La partita dell’Iva
La verità verrà fuori

Quanto durerà la commedia degli equivoci sull’Iva? Il ministro dell’Economia Giovanni Tria dice che aumenterà, senza alternative (che al momento non vede) mentre i due vicepremier Matteo Salvini e Luigi Di Maio si affrettano a smentire categoricamente. A chi credere? In chi sperare? Come è noto l’eventuale aumento dell’Iva è legato alle cosiddette clausole di salvaguardia istituite nel 2011, al tempo del governo «tecnico» di Mario Monti, nato sull’onda della tempesta finanziaria dello spread, sotto l’egida del presidente della Repubblica Napolitano.

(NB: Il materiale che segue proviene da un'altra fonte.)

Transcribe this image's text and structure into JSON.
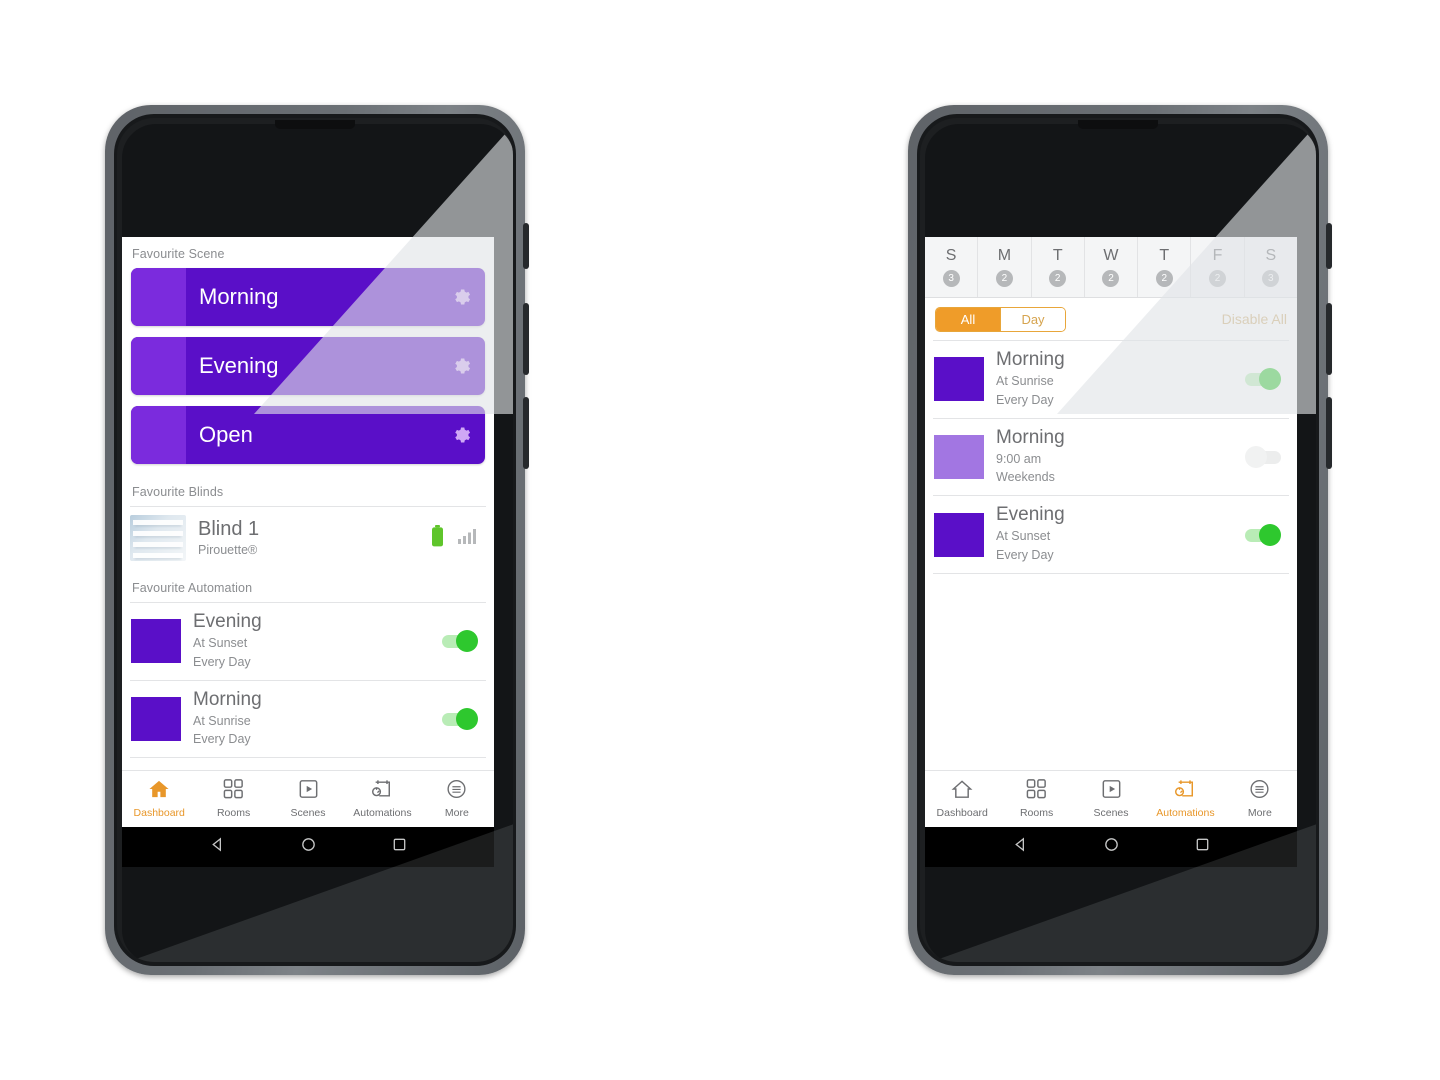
{
  "app": {
    "accent_orange": "#e8972a",
    "purple_dark": "#5a0fc8",
    "purple_light": "#7b2bdd",
    "toggle_on_green": "#2ec82e"
  },
  "left_phone": {
    "sections": {
      "scenes_label": "Favourite Scene",
      "blinds_label": "Favourite Blinds",
      "automation_label": "Favourite Automation"
    },
    "scenes": [
      {
        "name": "Morning",
        "gear_icon": "gear-icon"
      },
      {
        "name": "Evening",
        "gear_icon": "gear-icon"
      },
      {
        "name": "Open",
        "gear_icon": "gear-icon"
      }
    ],
    "blinds": [
      {
        "name": "Blind 1",
        "type": "Pirouette®",
        "battery_icon": "battery-icon",
        "signal_icon": "signal-icon"
      }
    ],
    "automations": [
      {
        "name": "Evening",
        "trigger": "At Sunset",
        "schedule": "Every Day",
        "enabled": true
      },
      {
        "name": "Morning",
        "trigger": "At Sunrise",
        "schedule": "Every Day",
        "enabled": true
      }
    ],
    "tabs": [
      {
        "label": "Dashboard",
        "icon": "home-icon",
        "active": true
      },
      {
        "label": "Rooms",
        "icon": "rooms-icon",
        "active": false
      },
      {
        "label": "Scenes",
        "icon": "scenes-icon",
        "active": false
      },
      {
        "label": "Automations",
        "icon": "automations-icon",
        "active": false
      },
      {
        "label": "More",
        "icon": "more-icon",
        "active": false
      }
    ]
  },
  "right_phone": {
    "days": [
      {
        "letter": "S",
        "count": "3"
      },
      {
        "letter": "M",
        "count": "2"
      },
      {
        "letter": "T",
        "count": "2"
      },
      {
        "letter": "W",
        "count": "2"
      },
      {
        "letter": "T",
        "count": "2"
      },
      {
        "letter": "F",
        "count": "2"
      },
      {
        "letter": "S",
        "count": "3"
      }
    ],
    "filter": {
      "all_label": "All",
      "day_label": "Day",
      "selected": "All",
      "disable_all_label": "Disable All"
    },
    "automations": [
      {
        "name": "Morning",
        "trigger": "At Sunrise",
        "schedule": "Every Day",
        "enabled": true,
        "swatch": "dark"
      },
      {
        "name": "Morning",
        "trigger": "9:00 am",
        "schedule": "Weekends",
        "enabled": false,
        "swatch": "light"
      },
      {
        "name": "Evening",
        "trigger": "At Sunset",
        "schedule": "Every Day",
        "enabled": true,
        "swatch": "dark"
      }
    ],
    "tabs": [
      {
        "label": "Dashboard",
        "icon": "home-icon",
        "active": false
      },
      {
        "label": "Rooms",
        "icon": "rooms-icon",
        "active": false
      },
      {
        "label": "Scenes",
        "icon": "scenes-icon",
        "active": false
      },
      {
        "label": "Automations",
        "icon": "automations-icon",
        "active": true
      },
      {
        "label": "More",
        "icon": "more-icon",
        "active": false
      }
    ]
  },
  "android_nav": {
    "back": "back-triangle-icon",
    "home": "home-circle-icon",
    "recents": "recents-square-icon"
  }
}
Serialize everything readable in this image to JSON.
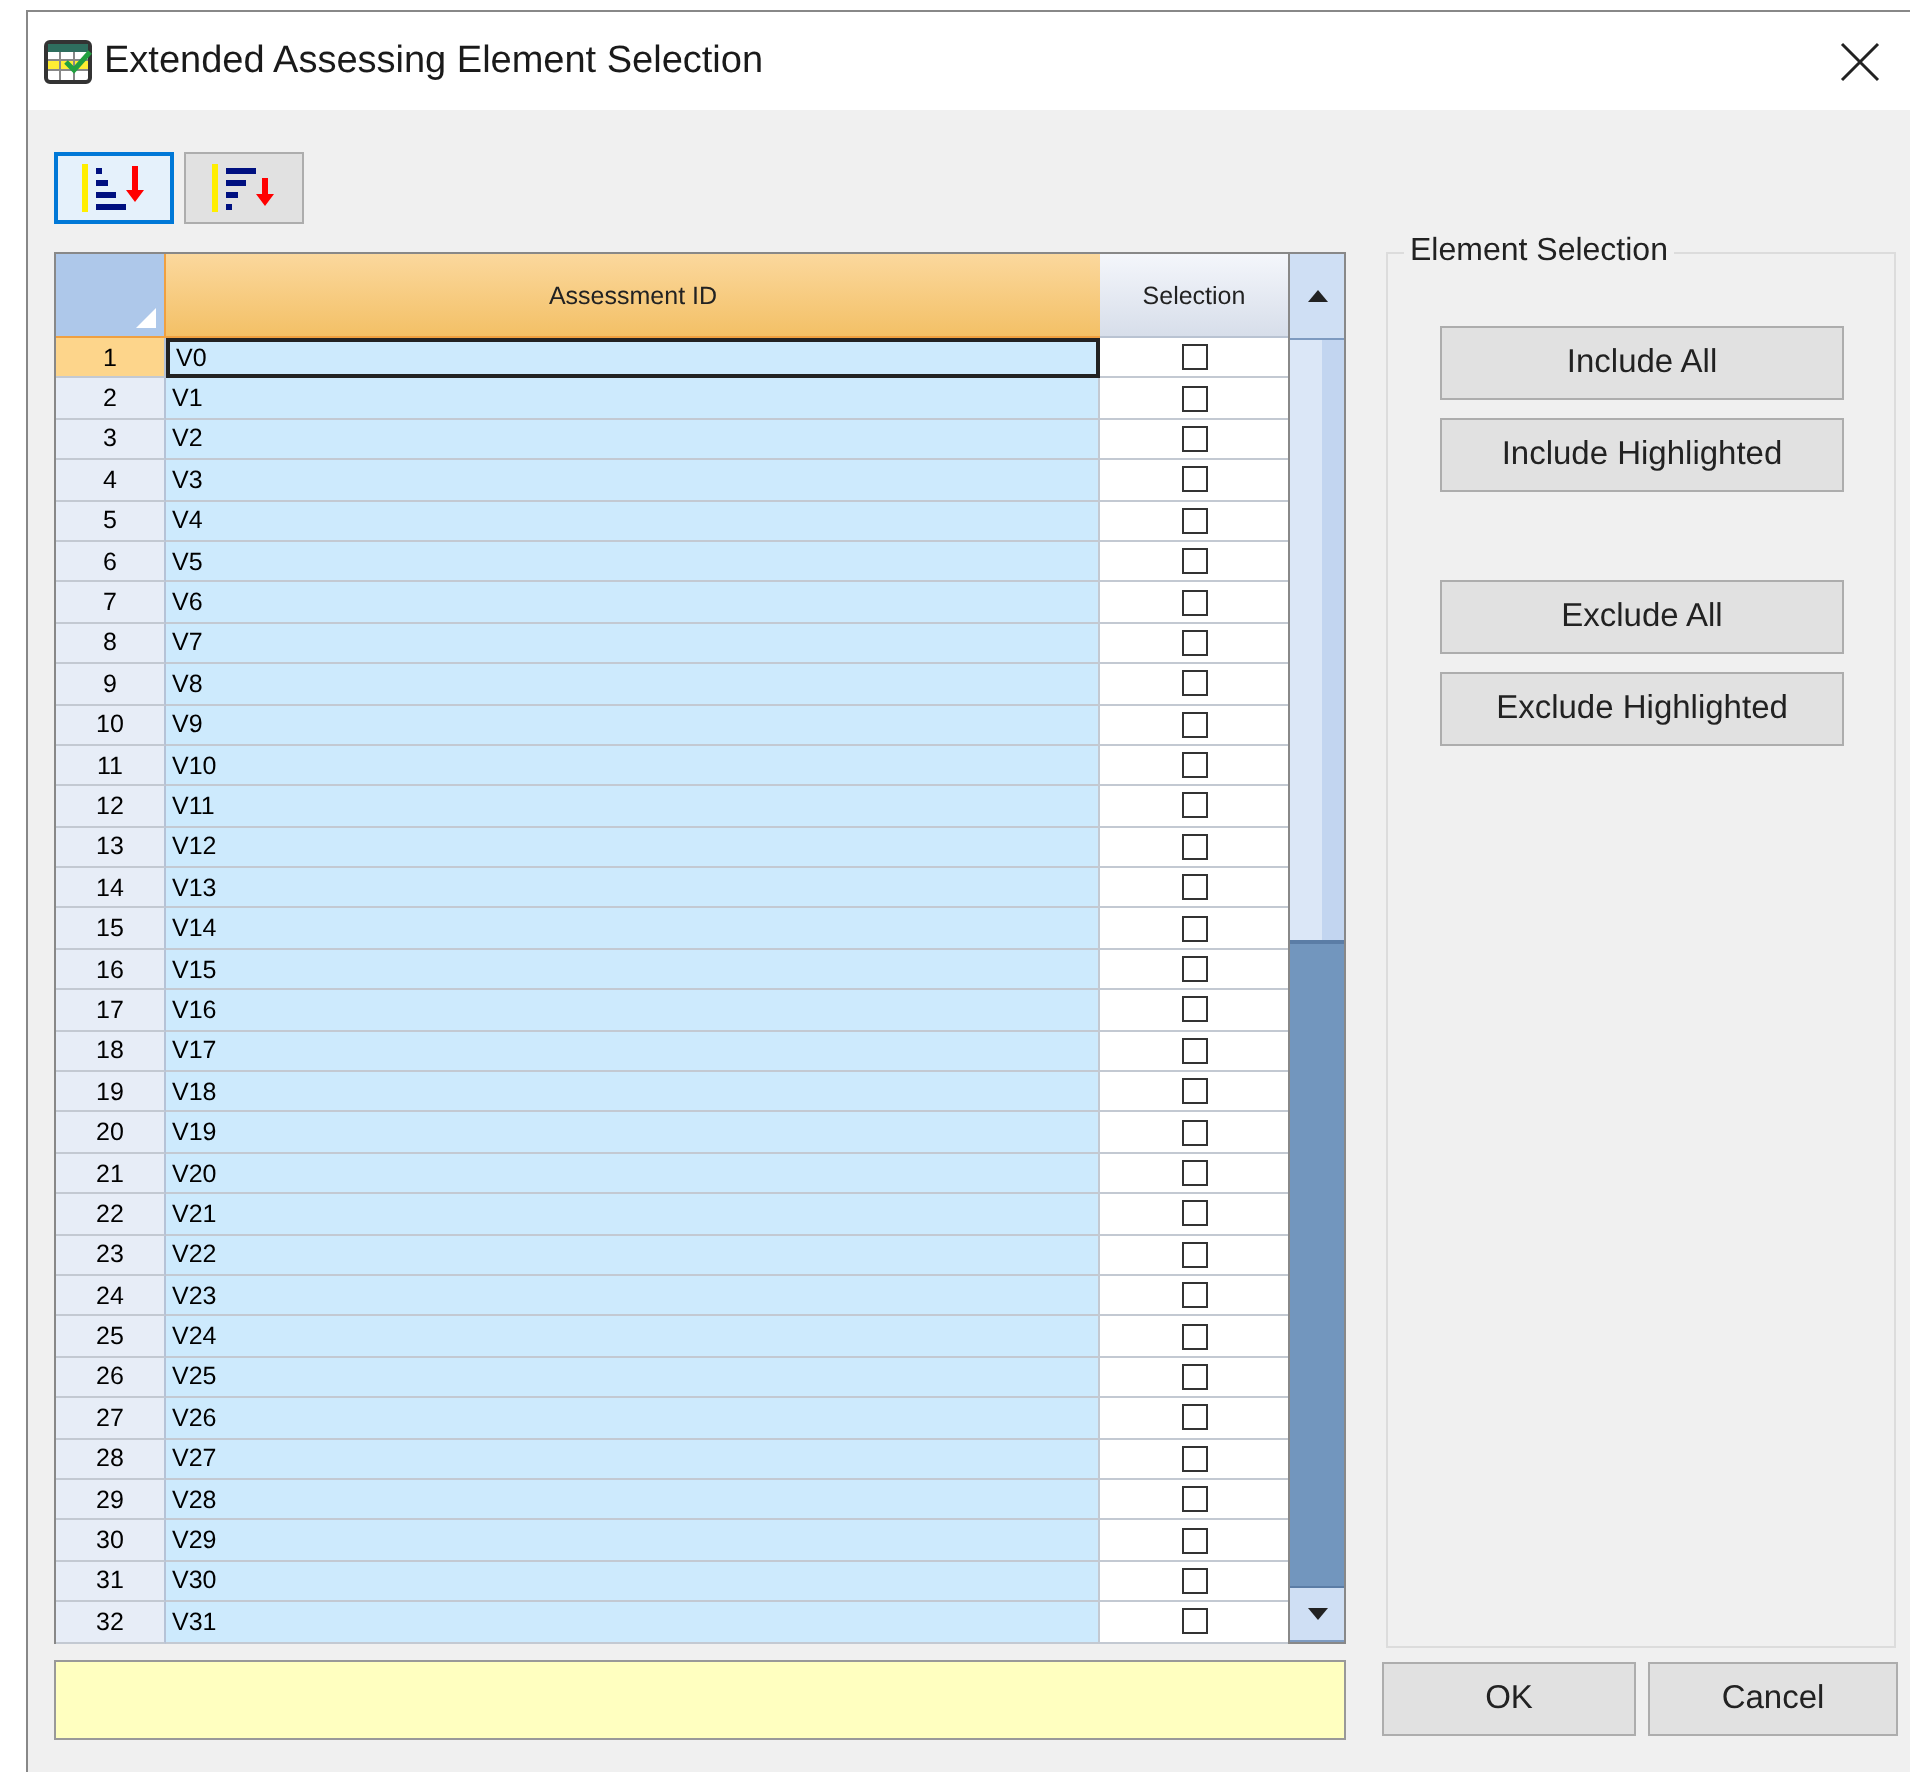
{
  "window": {
    "title": "Extended Assessing Element Selection"
  },
  "toolbar": [
    {
      "kind": "sort-ascending",
      "selected": true
    },
    {
      "kind": "sort-descending",
      "selected": false
    }
  ],
  "table": {
    "columns": [
      "Assessment ID",
      "Selection"
    ],
    "rows": [
      {
        "number": "1",
        "id": "V0",
        "checked": false,
        "selected": true
      },
      {
        "number": "2",
        "id": "V1",
        "checked": false,
        "selected": false
      },
      {
        "number": "3",
        "id": "V2",
        "checked": false,
        "selected": false
      },
      {
        "number": "4",
        "id": "V3",
        "checked": false,
        "selected": false
      },
      {
        "number": "5",
        "id": "V4",
        "checked": false,
        "selected": false
      },
      {
        "number": "6",
        "id": "V5",
        "checked": false,
        "selected": false
      },
      {
        "number": "7",
        "id": "V6",
        "checked": false,
        "selected": false
      },
      {
        "number": "8",
        "id": "V7",
        "checked": false,
        "selected": false
      },
      {
        "number": "9",
        "id": "V8",
        "checked": false,
        "selected": false
      },
      {
        "number": "10",
        "id": "V9",
        "checked": false,
        "selected": false
      },
      {
        "number": "11",
        "id": "V10",
        "checked": false,
        "selected": false
      },
      {
        "number": "12",
        "id": "V11",
        "checked": false,
        "selected": false
      },
      {
        "number": "13",
        "id": "V12",
        "checked": false,
        "selected": false
      },
      {
        "number": "14",
        "id": "V13",
        "checked": false,
        "selected": false
      },
      {
        "number": "15",
        "id": "V14",
        "checked": false,
        "selected": false
      },
      {
        "number": "16",
        "id": "V15",
        "checked": false,
        "selected": false
      },
      {
        "number": "17",
        "id": "V16",
        "checked": false,
        "selected": false
      },
      {
        "number": "18",
        "id": "V17",
        "checked": false,
        "selected": false
      },
      {
        "number": "19",
        "id": "V18",
        "checked": false,
        "selected": false
      },
      {
        "number": "20",
        "id": "V19",
        "checked": false,
        "selected": false
      },
      {
        "number": "21",
        "id": "V20",
        "checked": false,
        "selected": false
      },
      {
        "number": "22",
        "id": "V21",
        "checked": false,
        "selected": false
      },
      {
        "number": "23",
        "id": "V22",
        "checked": false,
        "selected": false
      },
      {
        "number": "24",
        "id": "V23",
        "checked": false,
        "selected": false
      },
      {
        "number": "25",
        "id": "V24",
        "checked": false,
        "selected": false
      },
      {
        "number": "26",
        "id": "V25",
        "checked": false,
        "selected": false
      },
      {
        "number": "27",
        "id": "V26",
        "checked": false,
        "selected": false
      },
      {
        "number": "28",
        "id": "V27",
        "checked": false,
        "selected": false
      },
      {
        "number": "29",
        "id": "V28",
        "checked": false,
        "selected": false
      },
      {
        "number": "30",
        "id": "V29",
        "checked": false,
        "selected": false
      },
      {
        "number": "31",
        "id": "V30",
        "checked": false,
        "selected": false
      },
      {
        "number": "32",
        "id": "V31",
        "checked": false,
        "selected": false
      }
    ]
  },
  "element_selection": {
    "title": "Element Selection",
    "buttons": [
      "Include All",
      "Include Highlighted",
      "Exclude All",
      "Exclude Highlighted"
    ]
  },
  "dialog_buttons": [
    "OK",
    "Cancel"
  ]
}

Per rassicurare i mercati e riportare in buono stato i conti pubblici il neosenatore a vita aumentò l’Iva di un punto portandola al 22% e concordò con la Commissione di Bruxelles una sorta di paracadute finanziario. Con clausole di salvaguardia si intendono infatti quelle misure prese per rispettare i vincoli di bilancio previsti dai trattati europei, in pratica per tutelare i saldi di finanza pubblica. Se il Governo non riesce a trovare i soldi che ha promesso per coprire le sue riforme, sforando oltremodo sul deficit, allora deve mettere mano al taglio delle agevolazioni fiscali o aumentare le imposte indirette (come l’Iva, appunto).

La progressione delle aliquote Iva previste dalla legge di Bilancio e dagli accordi con l’Unione europea in caso di bilancio in rosso oltre il deficit concordato (il Documento di programmazione economico finanziaria, che è un po’ la «brochure» della manovra economica, calcola il 2,4%), prevede per l’Iva agevolata il passaggio dal 10 all’11,5%, fino ad arrivare al 13% nel 2020. Per l’Iva ordinaria, che come detto attualmente è al 22%, arriverebbe nel 2019 al 24,2%, nel 2020 al 24,9%, fino al 25% dal primo gennaio 2021.

In questo modo balzeremmo al primo posto nella classifica dei Paesi dell’Unione europea per ammontare delle aliquote Iva (attualmente sopra di noi ci sono, nell’ordine, Grecia, Finlandia, Irlanda e Portogallo). Se l’aumento venisse messo in atto, lo Stato ci metterebbe le mani nel portafoglio in maniera pesante. Lo scatto infatti potrebbe pesare per 23 miliardi sui contribuenti italiani, una manovra economica intera, circa 538 euro a famiglia.

Sarebbe uno stillicidio che non risparmia niente e nessuno: dai derivati della farina alla carne e al pesce, dal caffè alle tariffe professionali, dal gas metano per uso domestico agli spettacoli teatrali, dai giocattoli ai televisori. Tutti i prodotti e i servizi, per compensare l’aumento delle tasse, andrebbero a ricaricare sui prezzi e alla fine a farne le spese saranno i consumatori. A esserne colpiti insomma sarebbero famiglie e imprese, in una fase economica non certo scoppiettante. La misura è pericolosa non solo per i quattrini che andrebbero a perdere i contribuenti ma soprattutto per il colpo devastante che l’innesco dell’aumento andrebbe a dare sul ciclo produttivo italiano. Significa fermare i consumi e dunque la produzione e di conseguenza ridurre l’occupazione.

Ecco spiegato perché nessun governo dopo Monti si è mai sognato di aumentare l’Iva e Di Maio e Salvini si precipitano a smentire ogni ipotesi, guardando all’attuazione delle clausole di salvaguardia come il fumo negli occhi. Ma prima o poi la verità salterà fuori. E nel caso avesse ragione Tria, saranno dolori. Nessun pasto è gratis dicono gli economisti. Nemmeno il prezzo della quota cento per le pensioni e del reddito di cittadinanza.